Understanding the Contribution of Primary and Community Services to Health System Resilience During the COVID19 Pandemic in Aotearoa, New Zealand: A Qualitative Interview Study

Author:

Burholt Vanessa1,Wiles Janine1,Schneller Alison1

Affiliation:

1. University of Auckland

Abstract

Abstract

Background The COVID-19 pandemic, an unprecedented event, exposed varying levels of preparedness across health systems. This study examines the resilience of primary health and community services in Aotearoa New Zealand, focusing on their response to the needs of unpaid caregivers and older care recipients during the pandemic’s first waves. The objective is to inform future disaster preparedness and enhance health system resilience. Methods A multidisciplinary research team conducted qualitative research involving semi-structured interviews with service providers (SPs) who provided primary or community home-based services, care, support or information to older people and/or their caregivers across Aotearoa New Zealand.

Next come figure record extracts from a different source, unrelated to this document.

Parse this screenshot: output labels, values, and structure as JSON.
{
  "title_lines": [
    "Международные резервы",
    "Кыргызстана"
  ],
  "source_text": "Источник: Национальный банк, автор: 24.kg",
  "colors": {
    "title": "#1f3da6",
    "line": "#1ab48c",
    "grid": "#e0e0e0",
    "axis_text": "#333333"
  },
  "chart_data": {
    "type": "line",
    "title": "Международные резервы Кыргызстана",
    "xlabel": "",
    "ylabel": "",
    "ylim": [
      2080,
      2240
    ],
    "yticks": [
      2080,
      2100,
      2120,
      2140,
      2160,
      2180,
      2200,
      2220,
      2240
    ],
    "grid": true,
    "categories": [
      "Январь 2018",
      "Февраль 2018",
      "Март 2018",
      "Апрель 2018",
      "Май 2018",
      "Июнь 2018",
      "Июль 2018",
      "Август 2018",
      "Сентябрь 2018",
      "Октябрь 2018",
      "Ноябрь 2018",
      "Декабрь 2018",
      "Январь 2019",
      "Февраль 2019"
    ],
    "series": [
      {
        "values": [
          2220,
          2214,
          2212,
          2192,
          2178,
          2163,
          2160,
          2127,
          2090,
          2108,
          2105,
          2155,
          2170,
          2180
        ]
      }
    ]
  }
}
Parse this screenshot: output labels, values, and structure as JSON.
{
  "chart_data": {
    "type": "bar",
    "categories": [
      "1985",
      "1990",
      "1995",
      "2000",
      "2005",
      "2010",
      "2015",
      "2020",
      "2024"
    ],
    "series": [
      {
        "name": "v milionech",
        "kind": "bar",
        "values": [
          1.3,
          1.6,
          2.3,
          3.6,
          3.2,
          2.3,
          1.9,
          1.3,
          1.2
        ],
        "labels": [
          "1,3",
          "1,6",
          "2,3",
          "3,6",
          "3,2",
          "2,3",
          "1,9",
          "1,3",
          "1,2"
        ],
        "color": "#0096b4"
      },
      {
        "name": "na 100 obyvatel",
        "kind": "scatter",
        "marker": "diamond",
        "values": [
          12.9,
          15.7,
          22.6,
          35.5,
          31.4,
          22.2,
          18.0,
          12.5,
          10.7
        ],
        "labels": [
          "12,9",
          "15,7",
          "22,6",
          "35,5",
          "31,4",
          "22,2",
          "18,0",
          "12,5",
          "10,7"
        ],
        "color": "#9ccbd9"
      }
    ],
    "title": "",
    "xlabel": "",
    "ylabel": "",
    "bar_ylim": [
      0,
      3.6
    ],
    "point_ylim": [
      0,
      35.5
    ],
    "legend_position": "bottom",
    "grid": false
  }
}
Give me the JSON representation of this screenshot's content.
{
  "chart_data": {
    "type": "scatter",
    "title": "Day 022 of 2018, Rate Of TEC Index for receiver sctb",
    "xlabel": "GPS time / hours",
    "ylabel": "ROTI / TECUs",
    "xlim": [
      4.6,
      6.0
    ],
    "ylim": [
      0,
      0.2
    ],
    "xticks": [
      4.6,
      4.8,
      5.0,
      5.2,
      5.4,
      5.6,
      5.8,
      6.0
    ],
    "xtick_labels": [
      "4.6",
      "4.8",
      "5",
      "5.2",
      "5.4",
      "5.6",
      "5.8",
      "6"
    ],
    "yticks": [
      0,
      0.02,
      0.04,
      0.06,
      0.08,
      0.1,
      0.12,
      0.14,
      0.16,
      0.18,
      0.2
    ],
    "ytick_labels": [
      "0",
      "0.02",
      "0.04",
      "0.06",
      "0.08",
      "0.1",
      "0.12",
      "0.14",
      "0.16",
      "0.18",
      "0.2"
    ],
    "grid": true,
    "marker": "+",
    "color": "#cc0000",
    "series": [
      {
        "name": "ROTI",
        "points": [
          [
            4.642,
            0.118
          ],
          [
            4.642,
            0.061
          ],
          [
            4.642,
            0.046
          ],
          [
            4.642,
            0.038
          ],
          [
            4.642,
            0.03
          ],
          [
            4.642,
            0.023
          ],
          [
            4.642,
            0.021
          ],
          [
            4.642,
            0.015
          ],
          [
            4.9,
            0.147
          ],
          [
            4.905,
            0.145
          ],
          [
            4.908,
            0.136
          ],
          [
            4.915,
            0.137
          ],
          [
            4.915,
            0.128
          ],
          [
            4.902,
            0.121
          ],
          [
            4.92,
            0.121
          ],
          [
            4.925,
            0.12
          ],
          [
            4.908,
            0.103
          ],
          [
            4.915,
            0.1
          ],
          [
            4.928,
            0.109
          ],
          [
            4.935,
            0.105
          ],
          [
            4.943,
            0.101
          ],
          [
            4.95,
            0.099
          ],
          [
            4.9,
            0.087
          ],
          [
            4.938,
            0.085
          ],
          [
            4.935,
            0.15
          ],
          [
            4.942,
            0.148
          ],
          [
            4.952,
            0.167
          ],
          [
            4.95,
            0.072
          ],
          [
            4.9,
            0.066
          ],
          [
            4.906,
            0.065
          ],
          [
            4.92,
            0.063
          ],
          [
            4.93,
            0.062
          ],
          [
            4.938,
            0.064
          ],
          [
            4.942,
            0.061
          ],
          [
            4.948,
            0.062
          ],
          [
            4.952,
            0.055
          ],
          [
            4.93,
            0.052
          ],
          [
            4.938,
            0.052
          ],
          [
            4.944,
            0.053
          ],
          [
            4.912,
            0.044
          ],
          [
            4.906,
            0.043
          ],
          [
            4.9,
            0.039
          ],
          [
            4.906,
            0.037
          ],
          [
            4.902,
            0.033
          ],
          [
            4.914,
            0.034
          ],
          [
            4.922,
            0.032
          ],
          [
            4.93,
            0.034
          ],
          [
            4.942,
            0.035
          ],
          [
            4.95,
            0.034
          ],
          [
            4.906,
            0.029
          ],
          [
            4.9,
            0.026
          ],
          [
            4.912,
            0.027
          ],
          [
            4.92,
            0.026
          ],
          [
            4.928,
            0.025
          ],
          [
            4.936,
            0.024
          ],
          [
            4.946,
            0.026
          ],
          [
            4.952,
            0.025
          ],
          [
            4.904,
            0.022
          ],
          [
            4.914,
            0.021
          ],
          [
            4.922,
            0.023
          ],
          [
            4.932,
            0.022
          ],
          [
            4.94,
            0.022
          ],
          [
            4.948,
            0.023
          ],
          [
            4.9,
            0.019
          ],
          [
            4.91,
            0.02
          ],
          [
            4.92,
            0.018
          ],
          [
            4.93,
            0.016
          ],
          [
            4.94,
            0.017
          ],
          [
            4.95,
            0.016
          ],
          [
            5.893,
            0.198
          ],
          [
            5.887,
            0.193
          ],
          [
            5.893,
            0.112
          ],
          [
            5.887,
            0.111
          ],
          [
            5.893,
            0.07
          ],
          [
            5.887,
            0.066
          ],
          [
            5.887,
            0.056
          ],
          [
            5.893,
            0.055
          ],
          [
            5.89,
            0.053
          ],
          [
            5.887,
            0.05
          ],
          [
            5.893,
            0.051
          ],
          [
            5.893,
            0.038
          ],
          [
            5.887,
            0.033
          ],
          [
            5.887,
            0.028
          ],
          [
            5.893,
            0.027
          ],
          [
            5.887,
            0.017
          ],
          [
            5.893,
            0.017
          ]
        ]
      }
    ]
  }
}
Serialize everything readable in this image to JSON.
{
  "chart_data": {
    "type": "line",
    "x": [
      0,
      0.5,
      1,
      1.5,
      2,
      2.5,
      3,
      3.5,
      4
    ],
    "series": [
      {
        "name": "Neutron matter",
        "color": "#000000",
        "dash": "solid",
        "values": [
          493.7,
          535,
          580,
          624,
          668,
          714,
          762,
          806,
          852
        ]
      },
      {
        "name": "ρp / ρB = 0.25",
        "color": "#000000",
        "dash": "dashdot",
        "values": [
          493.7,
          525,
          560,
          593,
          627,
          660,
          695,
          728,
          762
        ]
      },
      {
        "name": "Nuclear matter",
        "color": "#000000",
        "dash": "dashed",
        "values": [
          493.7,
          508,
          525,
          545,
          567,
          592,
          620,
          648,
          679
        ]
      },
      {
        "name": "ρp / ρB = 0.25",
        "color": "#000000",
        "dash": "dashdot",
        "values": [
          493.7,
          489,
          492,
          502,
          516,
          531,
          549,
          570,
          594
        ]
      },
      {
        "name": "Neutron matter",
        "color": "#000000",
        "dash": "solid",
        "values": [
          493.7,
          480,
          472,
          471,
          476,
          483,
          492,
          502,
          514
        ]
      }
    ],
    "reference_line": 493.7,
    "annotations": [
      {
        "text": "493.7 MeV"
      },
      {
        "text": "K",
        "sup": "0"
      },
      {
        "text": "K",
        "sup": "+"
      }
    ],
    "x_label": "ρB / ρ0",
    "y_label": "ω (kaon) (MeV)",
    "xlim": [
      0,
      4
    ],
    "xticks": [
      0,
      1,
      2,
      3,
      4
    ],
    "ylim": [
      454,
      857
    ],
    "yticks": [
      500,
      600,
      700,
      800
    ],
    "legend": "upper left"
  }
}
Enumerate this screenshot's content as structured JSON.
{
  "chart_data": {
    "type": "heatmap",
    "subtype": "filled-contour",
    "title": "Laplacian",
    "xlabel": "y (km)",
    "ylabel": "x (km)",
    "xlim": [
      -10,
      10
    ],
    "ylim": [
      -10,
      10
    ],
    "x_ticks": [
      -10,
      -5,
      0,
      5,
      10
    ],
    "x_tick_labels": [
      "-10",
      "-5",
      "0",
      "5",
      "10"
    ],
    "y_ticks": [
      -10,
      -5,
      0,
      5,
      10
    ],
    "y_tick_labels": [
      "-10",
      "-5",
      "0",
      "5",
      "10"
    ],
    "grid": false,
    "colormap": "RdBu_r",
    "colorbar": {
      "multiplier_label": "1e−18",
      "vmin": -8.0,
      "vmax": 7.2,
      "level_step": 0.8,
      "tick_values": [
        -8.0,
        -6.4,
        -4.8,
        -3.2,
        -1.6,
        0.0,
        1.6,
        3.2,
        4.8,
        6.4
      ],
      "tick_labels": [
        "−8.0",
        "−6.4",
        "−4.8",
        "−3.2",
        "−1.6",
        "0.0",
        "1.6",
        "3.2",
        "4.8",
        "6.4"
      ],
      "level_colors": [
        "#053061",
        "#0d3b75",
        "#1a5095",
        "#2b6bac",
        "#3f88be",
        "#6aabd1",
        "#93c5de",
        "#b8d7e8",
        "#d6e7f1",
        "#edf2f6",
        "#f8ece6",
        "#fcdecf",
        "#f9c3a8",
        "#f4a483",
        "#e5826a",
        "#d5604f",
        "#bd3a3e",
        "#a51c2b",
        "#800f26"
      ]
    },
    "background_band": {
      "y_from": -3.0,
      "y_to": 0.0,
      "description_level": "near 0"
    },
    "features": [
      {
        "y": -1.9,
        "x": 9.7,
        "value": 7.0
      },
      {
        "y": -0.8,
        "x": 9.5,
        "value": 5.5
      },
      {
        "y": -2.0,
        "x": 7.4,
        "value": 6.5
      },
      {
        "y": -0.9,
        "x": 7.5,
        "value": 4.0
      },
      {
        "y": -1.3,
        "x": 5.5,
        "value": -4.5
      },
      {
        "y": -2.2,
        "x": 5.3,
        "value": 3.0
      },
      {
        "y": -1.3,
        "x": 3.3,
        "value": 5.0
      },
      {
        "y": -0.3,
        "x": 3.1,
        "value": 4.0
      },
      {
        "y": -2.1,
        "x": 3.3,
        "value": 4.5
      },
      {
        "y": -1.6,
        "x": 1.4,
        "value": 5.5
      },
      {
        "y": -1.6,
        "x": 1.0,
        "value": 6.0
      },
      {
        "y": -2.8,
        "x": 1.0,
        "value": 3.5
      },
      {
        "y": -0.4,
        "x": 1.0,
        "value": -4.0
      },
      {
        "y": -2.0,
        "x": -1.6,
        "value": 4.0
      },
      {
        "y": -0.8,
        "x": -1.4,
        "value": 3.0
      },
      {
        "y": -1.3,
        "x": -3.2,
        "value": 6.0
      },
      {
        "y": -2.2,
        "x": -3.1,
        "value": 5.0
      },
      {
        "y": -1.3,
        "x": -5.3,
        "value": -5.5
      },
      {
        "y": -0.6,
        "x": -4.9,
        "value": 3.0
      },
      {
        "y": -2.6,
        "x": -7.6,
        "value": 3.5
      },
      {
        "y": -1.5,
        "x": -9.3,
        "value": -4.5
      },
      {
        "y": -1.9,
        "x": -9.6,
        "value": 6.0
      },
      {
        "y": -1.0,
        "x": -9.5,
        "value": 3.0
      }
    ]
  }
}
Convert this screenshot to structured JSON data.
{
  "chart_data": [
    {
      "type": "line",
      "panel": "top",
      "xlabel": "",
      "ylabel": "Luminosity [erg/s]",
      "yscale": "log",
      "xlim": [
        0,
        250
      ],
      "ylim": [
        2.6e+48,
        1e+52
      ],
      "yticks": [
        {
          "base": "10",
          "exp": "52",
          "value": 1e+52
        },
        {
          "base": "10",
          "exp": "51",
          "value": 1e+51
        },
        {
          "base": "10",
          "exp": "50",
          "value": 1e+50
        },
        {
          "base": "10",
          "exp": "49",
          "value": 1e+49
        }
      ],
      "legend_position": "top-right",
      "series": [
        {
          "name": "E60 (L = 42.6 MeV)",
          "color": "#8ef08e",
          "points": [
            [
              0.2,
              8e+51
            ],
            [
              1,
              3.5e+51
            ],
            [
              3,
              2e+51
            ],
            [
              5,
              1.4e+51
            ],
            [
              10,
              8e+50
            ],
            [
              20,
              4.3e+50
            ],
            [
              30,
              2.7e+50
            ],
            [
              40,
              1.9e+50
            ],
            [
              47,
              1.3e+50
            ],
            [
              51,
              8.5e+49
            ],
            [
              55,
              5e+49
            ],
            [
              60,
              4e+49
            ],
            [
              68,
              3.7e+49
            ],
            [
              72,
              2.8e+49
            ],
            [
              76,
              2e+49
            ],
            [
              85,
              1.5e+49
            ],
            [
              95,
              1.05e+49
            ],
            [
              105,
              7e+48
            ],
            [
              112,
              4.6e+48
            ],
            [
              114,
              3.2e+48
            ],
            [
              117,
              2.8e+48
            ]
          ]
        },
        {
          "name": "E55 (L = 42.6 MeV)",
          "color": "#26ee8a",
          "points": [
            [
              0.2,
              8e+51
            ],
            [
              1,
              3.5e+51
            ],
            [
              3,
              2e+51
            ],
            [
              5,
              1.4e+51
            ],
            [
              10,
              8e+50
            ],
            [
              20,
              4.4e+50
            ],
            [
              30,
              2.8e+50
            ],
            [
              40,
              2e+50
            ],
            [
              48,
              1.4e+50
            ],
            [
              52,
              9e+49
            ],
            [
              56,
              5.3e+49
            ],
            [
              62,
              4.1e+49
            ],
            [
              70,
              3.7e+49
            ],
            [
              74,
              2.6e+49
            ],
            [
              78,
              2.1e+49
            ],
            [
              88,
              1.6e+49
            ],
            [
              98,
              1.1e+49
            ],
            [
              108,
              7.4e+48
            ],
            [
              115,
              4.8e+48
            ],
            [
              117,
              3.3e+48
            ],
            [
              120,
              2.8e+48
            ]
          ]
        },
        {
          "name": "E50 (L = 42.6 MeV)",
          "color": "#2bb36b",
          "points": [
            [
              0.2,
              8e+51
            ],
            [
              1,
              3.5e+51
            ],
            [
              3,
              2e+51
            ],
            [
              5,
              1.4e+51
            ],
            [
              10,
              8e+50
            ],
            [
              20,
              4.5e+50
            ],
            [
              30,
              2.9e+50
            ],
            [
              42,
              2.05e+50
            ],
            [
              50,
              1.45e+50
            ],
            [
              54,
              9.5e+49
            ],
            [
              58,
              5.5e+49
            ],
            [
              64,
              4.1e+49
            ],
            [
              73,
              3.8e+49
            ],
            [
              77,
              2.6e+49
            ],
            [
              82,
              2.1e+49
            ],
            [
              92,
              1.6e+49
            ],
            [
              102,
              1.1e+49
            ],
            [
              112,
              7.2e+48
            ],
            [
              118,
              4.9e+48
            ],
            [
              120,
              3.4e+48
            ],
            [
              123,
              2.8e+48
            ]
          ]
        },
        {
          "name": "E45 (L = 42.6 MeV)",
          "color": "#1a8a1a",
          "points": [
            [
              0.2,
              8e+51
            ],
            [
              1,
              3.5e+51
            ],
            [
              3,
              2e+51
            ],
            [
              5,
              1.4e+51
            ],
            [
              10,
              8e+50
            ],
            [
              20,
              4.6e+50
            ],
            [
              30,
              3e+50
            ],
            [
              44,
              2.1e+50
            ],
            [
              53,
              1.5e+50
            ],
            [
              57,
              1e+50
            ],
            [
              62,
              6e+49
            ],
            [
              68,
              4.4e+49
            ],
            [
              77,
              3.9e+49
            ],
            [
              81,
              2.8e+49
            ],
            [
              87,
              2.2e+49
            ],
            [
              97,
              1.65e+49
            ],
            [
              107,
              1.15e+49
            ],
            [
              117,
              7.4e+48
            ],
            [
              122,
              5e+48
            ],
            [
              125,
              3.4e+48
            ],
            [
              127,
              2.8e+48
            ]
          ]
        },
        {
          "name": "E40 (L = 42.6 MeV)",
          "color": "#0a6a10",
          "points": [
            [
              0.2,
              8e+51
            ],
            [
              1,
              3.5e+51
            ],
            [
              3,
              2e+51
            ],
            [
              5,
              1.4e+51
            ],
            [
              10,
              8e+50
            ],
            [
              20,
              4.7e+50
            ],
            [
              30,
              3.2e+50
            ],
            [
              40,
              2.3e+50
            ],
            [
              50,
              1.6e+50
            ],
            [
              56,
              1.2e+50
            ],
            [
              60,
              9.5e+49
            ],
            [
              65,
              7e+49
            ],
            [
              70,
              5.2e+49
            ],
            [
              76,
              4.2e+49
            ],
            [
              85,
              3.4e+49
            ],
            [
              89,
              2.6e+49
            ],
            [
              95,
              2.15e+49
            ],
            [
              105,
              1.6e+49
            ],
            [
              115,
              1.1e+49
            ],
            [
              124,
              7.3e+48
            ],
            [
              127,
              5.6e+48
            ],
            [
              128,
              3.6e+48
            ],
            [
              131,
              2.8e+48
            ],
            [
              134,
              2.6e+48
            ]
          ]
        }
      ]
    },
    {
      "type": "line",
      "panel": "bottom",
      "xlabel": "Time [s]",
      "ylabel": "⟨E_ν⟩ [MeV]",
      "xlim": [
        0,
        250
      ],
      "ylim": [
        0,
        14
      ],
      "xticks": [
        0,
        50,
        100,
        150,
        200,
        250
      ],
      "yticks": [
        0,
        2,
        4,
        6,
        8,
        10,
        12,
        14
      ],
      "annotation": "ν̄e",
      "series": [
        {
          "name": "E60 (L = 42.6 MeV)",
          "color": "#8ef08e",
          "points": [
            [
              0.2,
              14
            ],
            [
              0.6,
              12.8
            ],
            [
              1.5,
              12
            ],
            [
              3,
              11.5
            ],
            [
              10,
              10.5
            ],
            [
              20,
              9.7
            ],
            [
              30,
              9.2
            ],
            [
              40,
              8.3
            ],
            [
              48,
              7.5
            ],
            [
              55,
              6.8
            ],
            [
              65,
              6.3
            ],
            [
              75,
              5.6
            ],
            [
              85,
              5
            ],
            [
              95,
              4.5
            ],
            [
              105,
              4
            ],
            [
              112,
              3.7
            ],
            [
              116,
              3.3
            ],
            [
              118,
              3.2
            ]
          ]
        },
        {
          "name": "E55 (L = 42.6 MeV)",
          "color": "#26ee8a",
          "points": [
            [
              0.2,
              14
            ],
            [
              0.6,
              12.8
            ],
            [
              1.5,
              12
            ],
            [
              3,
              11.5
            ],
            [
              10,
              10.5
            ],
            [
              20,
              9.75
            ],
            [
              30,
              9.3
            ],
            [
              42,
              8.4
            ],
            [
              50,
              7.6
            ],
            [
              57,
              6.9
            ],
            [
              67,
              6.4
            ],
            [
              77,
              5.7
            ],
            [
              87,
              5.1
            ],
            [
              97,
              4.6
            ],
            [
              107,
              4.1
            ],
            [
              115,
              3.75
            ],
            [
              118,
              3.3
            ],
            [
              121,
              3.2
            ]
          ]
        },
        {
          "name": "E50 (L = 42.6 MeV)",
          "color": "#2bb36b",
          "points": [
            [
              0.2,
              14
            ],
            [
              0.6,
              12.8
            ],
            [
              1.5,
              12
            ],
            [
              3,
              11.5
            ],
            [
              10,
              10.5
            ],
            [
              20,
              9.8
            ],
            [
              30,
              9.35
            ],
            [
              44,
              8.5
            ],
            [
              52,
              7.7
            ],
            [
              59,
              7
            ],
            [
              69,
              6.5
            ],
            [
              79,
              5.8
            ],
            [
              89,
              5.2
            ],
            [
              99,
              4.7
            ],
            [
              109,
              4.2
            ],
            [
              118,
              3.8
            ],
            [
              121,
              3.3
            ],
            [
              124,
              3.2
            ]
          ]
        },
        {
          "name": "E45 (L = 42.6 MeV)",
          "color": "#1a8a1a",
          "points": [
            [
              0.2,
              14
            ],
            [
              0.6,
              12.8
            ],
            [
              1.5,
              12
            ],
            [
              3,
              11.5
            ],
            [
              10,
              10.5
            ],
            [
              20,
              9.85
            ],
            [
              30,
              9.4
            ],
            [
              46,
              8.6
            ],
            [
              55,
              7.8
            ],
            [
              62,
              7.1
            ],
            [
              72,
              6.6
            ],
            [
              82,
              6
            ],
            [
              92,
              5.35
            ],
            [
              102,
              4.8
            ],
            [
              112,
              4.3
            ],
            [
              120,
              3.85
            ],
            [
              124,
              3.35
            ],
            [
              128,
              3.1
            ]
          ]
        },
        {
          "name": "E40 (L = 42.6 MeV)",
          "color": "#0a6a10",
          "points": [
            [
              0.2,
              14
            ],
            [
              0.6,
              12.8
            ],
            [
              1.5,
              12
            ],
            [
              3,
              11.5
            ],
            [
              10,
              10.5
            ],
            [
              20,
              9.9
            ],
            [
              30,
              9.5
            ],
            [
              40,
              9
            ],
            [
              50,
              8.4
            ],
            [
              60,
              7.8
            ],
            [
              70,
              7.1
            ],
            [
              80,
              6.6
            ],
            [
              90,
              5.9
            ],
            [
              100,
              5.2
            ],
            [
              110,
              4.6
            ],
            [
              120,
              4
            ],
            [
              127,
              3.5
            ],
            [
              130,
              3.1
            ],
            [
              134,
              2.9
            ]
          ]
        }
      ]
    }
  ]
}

Views were sought from five service provider groups: national organisations, Māori, Pacific, or rural providers and dementia services. Data were collected between July 7 and October 4, 2020. Interviews focused on innovative practices, resources, and organizational settings. Notes from interviews were revised and validated by participants. Thematic coding and analysis were performed using NVivo 14 software to identify key themes and strategies. Results Twenty SP staff (Chief Executive Officers and representatives) from National (4), Māori (3), Pacific (5), rural (4), and regional dementia service (4) providers) were interviewed. Participants had 0-21 years in post (Mean=7.37, SD=6.56). Telephone interviews lasted 30-45 minutes. Government support, coordination by Civil Defence Emergency Management groups, and regional communication influenced SP resilience. Challenges included access to personal protective equipment (PPE), staffing, identifying vulnerable people, digital access, and accessing residential care facilities. Innovative practices and remote communication were essential for service continuity. Conclusions Aotearoa New Zealand managed COVID-19 effectively, but the pandemic exposed areas for improvement in health system resilience. Examples of absorptive and adaptive resilience in SPs’ and government responses highlighted both strengths and weaknesses. Insights from these experiences can inform transformative resilience, necessitating long-term strategic changes to address vulnerabilities and enhance capacity, ensuring the health system’s robustness and sustainability for future crises.